Les HugoHenri Gourdin
Si vous voulez tout savoir sur la famille Hugo, du patriarche tutélaire Victor à son épouse Adèle, ses cinq enfants, ses deux petits-enfants, ses arrière-petits-enfants, les familles alliées à la sienne par mariage, lisez
Les Hugo de
Henri Gourdin.
Que dis-je à partir de Victor ? Non! A partir de ses ancêtres, tous laboureurs lorrains, de son grand-père,
Joseph Hugo, devenu menuisier après avoir quitté la campagne, un homme qui a dix neuf enfants de deux femmes différentes ! le quinzième fils du menuisier n'est autre que le père de Victor, Joseph-Léopold-Sigisberg Hugo qui s'est engagé dans l'armée à l'âge de 15 ans et est élevé au grade de général d'Empire.

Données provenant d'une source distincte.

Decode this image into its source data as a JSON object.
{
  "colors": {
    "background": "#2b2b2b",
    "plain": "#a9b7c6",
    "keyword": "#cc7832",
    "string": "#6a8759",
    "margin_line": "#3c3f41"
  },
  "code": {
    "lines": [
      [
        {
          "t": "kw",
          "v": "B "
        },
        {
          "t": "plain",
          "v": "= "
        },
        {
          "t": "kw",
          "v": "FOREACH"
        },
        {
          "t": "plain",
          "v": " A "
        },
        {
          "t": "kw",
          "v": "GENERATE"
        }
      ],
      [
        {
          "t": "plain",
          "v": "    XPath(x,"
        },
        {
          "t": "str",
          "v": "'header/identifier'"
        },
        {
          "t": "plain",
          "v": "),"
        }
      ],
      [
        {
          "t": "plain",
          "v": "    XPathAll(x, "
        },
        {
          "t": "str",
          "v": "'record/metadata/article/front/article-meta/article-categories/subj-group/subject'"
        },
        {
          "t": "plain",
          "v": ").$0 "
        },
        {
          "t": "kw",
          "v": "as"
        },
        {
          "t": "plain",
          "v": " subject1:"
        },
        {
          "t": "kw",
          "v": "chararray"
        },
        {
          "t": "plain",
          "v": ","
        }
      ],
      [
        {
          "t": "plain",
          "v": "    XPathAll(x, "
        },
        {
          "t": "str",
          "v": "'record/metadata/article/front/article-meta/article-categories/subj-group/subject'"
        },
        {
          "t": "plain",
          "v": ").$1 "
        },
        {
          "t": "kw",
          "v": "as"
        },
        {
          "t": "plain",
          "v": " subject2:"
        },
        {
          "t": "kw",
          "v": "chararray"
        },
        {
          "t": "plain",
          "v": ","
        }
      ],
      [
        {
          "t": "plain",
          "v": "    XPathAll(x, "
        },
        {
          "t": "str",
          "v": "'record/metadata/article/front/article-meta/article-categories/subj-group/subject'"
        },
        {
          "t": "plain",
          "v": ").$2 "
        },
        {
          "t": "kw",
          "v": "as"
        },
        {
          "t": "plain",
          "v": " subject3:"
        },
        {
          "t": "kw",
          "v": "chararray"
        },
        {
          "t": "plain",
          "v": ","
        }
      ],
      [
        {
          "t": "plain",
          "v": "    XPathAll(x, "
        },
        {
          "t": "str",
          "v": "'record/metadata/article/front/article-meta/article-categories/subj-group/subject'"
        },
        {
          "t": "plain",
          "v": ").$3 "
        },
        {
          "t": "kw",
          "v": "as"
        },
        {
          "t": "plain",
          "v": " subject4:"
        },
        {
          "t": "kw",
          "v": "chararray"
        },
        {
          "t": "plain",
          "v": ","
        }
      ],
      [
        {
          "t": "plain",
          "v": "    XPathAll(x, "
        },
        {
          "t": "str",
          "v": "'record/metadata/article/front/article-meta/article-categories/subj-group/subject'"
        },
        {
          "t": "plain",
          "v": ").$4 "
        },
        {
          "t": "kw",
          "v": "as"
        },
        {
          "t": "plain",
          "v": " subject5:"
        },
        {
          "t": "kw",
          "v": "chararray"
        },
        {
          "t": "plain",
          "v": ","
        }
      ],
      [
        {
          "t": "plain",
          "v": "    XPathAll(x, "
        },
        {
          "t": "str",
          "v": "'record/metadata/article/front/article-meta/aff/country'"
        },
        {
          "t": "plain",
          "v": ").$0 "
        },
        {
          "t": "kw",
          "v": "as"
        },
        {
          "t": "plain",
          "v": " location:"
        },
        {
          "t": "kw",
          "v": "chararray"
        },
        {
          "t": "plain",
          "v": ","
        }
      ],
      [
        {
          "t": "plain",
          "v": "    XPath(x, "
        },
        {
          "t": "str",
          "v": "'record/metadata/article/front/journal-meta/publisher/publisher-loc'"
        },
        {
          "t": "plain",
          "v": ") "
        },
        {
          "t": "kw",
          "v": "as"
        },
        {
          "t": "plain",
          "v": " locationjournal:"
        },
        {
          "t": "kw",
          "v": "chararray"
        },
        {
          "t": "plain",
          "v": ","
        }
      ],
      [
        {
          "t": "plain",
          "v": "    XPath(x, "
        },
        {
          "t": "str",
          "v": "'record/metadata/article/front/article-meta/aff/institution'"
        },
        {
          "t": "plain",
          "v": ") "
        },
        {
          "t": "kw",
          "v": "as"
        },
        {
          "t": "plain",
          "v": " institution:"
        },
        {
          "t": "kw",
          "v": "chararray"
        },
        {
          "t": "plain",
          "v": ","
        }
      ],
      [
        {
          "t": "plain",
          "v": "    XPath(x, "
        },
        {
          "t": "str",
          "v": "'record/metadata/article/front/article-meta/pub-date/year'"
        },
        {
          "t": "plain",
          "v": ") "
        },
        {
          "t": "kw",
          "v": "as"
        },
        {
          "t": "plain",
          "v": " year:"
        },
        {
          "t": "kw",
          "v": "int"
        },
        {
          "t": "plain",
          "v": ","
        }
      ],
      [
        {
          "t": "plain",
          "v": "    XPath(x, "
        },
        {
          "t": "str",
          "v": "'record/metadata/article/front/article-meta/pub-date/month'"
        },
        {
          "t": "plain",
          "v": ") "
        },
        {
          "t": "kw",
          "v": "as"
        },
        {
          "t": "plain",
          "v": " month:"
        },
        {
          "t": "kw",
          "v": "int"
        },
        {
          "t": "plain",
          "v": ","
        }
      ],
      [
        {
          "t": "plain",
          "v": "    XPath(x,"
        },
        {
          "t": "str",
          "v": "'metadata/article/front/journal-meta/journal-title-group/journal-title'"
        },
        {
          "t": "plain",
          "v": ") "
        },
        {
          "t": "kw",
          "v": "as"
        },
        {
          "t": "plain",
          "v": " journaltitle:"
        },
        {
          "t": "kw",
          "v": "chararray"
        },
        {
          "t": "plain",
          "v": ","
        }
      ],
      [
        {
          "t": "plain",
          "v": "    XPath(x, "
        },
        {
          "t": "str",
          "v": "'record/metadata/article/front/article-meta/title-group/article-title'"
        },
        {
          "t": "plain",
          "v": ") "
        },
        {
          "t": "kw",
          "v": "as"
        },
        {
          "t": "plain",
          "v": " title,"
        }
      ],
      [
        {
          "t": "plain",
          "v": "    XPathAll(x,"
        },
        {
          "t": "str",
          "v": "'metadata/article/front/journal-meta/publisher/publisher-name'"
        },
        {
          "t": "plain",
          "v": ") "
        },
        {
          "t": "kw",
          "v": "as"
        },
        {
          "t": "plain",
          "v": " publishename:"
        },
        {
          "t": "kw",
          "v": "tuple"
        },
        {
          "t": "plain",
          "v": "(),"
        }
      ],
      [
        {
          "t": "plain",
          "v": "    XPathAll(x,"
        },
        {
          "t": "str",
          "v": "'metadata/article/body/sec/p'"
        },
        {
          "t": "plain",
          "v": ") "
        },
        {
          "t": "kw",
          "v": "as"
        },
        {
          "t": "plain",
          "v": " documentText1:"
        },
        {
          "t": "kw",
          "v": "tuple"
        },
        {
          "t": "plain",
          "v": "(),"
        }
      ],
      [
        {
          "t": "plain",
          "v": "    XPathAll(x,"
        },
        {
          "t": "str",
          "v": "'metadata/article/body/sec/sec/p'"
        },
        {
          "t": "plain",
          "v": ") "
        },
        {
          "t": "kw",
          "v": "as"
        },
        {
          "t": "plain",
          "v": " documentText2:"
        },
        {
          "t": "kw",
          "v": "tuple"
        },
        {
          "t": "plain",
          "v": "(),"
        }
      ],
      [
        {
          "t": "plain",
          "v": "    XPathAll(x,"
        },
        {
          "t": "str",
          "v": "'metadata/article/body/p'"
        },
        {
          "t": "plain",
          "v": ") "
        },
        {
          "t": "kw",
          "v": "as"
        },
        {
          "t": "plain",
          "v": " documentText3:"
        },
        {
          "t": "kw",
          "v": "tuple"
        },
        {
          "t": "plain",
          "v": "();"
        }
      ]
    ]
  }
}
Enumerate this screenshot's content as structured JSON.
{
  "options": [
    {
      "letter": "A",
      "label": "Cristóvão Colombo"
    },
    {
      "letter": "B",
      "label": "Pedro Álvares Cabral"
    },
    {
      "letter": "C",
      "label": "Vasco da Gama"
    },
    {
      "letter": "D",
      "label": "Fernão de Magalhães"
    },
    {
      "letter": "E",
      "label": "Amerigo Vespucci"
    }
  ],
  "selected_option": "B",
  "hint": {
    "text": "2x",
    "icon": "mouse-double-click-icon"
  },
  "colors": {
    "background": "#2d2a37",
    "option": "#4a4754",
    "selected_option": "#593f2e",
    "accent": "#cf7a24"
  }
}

Le livre se compose donc de longs chapitres dont chacun est consacré à un membre du clan. Dans la famille Hugo, donnez-moi la mère Sophie Trébuchet, le frère Eugène atteint de folie, Léopold, le premier fils, très tôt disparu, mort à l'âge de trois mois, vite remplacé par Léopoldine, la fille aînée, le fils Charles puis François-Victor et Adèle et ainsi de suite.
Cette biographie a donc le mérite d'être précise et complète mais présente pourtant un défaut si on lit les chapitres d'affilé, celui d'être souvent répétitif parce que les faits se recoupent, ce qui est parfois un peu fastidieux.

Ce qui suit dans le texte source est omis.